Resolution 2: Punish MBS for Khashoggi killing

Another resolution passed unanimously the same day, holding MBS personally responsible for the death of the journalist, Jamal Khashoggi. This comes after the CIA held meetings with senators, briefing them about the findings of their investigation into the events of October 2. That was the day US-based journalist and Washington Post columnist Khashoggi entered the Saudi consulate in Istanbul, where he was ambushed, murdered and dismembered by a Saudi hit squad. The operation is suspected to have been under the direct supervision of MBS, although he has denied being in the know-how, and Trump has chosen to believe that version of events.

What brings us here

Despite international pressure on Saudi Arabia and its allies, Trump not only refuses to condemn the kingdom for killing the dissident journalist and continuing with its war crimes and human rights abuses, but he also dismissed the reports put forward by US intelligence agencies, maintaining a steadfast support for MBS. The rising number of casualties in Yemen caused by US-made weapons has not rested easily with majority members of the Senate, belonging to both factions, which pushed them to vote against a strategically important ally to the US on Friday.

Those who voted yes

The resolution, written by Senator Mike Lee, Republican of Utah and Senator Bernie Sanders, independent of Vermont, invoked the War Powers Act of 1973 which was introduced after the Vietnam War to empower the Congress in deciding when the US would go to war.

Seven Republican senators joined Democrats to pass the resolution including Lee, Susan Collins of Maine, Steve Daines of Montana, Jeff Flake of Arizona, Jerry Moran of Kansas, Rand Paul of Kentucky and Todd Young of Indiana. The Democrats who registered an unprecedented win in the midterm elections last month are poised to take control of the House starting next week, although the Yemen measure is unlikely to be taken up before the new year.
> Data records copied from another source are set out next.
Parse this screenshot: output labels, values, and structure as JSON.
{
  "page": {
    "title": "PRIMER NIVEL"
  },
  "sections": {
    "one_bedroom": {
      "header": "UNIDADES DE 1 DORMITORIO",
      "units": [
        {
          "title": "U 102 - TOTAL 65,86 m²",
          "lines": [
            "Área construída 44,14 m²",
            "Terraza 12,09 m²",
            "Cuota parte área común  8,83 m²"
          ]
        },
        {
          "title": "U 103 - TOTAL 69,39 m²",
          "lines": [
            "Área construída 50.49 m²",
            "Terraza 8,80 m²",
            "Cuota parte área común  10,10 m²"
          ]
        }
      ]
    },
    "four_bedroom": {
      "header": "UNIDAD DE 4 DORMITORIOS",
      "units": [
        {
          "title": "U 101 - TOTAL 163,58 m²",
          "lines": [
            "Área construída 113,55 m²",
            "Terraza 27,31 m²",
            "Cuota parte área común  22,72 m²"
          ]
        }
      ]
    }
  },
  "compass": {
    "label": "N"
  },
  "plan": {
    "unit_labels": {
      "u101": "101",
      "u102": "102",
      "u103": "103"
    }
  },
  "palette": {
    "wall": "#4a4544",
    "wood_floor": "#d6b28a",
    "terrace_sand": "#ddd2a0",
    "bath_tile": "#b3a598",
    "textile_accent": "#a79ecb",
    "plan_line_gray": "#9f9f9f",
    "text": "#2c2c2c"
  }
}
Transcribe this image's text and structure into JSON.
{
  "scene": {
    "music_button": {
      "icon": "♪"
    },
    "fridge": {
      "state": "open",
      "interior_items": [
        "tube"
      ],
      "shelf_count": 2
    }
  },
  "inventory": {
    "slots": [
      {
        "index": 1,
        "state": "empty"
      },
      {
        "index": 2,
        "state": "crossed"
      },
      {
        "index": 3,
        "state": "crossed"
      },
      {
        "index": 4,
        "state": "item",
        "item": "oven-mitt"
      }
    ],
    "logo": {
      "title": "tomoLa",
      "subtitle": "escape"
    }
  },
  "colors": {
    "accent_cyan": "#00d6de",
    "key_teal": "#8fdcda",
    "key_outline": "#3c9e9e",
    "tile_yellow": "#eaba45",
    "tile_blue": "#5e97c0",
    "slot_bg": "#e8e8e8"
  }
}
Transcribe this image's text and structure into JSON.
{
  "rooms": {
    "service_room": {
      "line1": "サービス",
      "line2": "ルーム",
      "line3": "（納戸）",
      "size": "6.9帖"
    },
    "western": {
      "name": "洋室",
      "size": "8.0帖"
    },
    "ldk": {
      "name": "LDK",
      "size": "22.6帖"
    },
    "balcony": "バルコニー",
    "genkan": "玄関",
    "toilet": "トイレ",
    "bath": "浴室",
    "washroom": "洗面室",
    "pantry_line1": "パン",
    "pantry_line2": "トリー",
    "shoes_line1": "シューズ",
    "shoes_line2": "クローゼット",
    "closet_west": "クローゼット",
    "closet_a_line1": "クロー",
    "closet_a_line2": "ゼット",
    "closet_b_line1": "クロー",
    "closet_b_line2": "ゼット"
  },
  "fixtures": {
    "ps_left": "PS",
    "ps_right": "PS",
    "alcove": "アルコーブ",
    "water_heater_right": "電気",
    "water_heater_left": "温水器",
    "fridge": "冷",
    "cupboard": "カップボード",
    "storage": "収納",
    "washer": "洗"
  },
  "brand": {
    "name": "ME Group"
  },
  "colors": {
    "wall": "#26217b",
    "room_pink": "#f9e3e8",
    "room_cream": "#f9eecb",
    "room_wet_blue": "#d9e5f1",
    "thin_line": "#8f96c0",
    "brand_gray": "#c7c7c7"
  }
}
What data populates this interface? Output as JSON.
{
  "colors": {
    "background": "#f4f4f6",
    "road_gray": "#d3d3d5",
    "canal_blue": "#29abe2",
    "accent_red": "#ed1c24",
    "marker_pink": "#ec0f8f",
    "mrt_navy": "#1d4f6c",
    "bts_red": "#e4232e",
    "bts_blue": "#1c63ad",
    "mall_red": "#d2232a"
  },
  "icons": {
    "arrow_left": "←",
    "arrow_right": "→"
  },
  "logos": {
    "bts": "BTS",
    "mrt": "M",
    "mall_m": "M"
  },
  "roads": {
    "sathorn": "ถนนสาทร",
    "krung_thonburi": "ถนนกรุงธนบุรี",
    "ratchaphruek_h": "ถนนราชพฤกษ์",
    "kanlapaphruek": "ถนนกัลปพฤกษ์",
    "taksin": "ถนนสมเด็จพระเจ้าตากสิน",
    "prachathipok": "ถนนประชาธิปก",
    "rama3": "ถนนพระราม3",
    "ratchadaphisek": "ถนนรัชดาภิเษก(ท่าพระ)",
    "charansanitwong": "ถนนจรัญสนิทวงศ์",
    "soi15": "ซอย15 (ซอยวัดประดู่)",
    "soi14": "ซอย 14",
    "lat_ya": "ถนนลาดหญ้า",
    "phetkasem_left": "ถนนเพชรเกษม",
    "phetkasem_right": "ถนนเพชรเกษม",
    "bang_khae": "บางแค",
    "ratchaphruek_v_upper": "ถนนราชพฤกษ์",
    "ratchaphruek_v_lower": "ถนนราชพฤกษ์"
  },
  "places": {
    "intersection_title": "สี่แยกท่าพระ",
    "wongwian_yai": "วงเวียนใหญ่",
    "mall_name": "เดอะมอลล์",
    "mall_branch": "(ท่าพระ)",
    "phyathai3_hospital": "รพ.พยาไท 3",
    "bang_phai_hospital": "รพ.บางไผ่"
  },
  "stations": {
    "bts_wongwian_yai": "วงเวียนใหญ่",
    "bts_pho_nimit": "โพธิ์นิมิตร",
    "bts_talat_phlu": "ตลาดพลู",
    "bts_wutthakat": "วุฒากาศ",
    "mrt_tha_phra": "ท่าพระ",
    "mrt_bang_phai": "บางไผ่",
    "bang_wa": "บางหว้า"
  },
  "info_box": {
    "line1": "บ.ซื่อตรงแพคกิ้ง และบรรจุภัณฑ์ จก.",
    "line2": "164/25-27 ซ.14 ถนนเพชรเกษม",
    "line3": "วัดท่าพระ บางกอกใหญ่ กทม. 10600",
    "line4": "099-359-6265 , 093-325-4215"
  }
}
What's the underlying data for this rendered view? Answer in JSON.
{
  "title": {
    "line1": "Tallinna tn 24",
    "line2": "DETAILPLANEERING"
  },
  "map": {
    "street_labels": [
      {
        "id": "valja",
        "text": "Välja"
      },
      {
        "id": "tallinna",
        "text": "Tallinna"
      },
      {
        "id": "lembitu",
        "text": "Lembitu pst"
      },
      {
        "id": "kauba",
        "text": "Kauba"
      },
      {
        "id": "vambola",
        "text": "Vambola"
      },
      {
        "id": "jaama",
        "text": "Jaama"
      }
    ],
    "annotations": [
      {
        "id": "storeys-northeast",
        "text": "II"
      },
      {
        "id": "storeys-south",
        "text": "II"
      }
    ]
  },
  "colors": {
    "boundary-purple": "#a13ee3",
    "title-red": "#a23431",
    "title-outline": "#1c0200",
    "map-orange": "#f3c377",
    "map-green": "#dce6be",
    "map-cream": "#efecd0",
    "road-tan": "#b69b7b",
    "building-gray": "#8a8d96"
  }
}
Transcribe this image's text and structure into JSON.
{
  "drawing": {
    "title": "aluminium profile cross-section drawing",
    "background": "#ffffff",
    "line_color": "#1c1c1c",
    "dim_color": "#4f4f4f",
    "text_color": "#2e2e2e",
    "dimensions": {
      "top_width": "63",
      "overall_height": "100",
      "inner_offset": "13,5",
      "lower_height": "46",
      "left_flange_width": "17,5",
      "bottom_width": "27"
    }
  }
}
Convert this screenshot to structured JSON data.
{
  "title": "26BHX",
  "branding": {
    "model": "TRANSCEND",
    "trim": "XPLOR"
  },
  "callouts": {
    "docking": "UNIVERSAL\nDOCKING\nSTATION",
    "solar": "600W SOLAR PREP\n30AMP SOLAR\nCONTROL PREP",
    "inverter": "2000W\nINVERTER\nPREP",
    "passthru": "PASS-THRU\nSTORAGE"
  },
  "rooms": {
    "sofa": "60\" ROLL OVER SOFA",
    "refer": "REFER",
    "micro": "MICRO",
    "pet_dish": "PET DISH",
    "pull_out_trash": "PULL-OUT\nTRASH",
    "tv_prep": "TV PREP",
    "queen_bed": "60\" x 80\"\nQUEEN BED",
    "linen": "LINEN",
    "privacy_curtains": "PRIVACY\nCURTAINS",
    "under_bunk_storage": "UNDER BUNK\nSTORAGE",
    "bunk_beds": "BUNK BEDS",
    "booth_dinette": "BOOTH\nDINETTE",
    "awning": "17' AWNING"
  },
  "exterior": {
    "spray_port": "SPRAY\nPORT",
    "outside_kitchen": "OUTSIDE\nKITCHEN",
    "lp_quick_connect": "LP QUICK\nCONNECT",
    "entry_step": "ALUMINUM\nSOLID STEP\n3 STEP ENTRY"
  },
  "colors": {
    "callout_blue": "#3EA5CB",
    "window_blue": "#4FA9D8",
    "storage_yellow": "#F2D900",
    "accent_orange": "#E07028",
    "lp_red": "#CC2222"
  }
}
It does, however, set the stage for the final showdown between the President and the Congress.

What Trump said about ending support

Trump has himself admitted that punishing Saudi Arabia for Khashoggi’s death would risk billions of dollars worth of American arm sales to the kingdom. The role that the Istanbul incident played in the Yemeni crisis is further underscored by what Senator Lee said after voting to end support, “What the Khashoggi event did, I think, was to focus on the fact that we have been led into this civil war in Yemen, half a world away, into a conflict in which few Americans that I know can articulate what American national security interest is at stake. And we’ve done so, following the lead of the kingdom of Saudi Arabia.”

Just hours before the final vote, Defense Secretary Jim Mattis and Secretary of State Mike Pompeo had briefed the lawmakers behind closed doors, imploring them to let the exchange of military advice, logistical support and intelligence with Saudi Arabia continue as it has for years.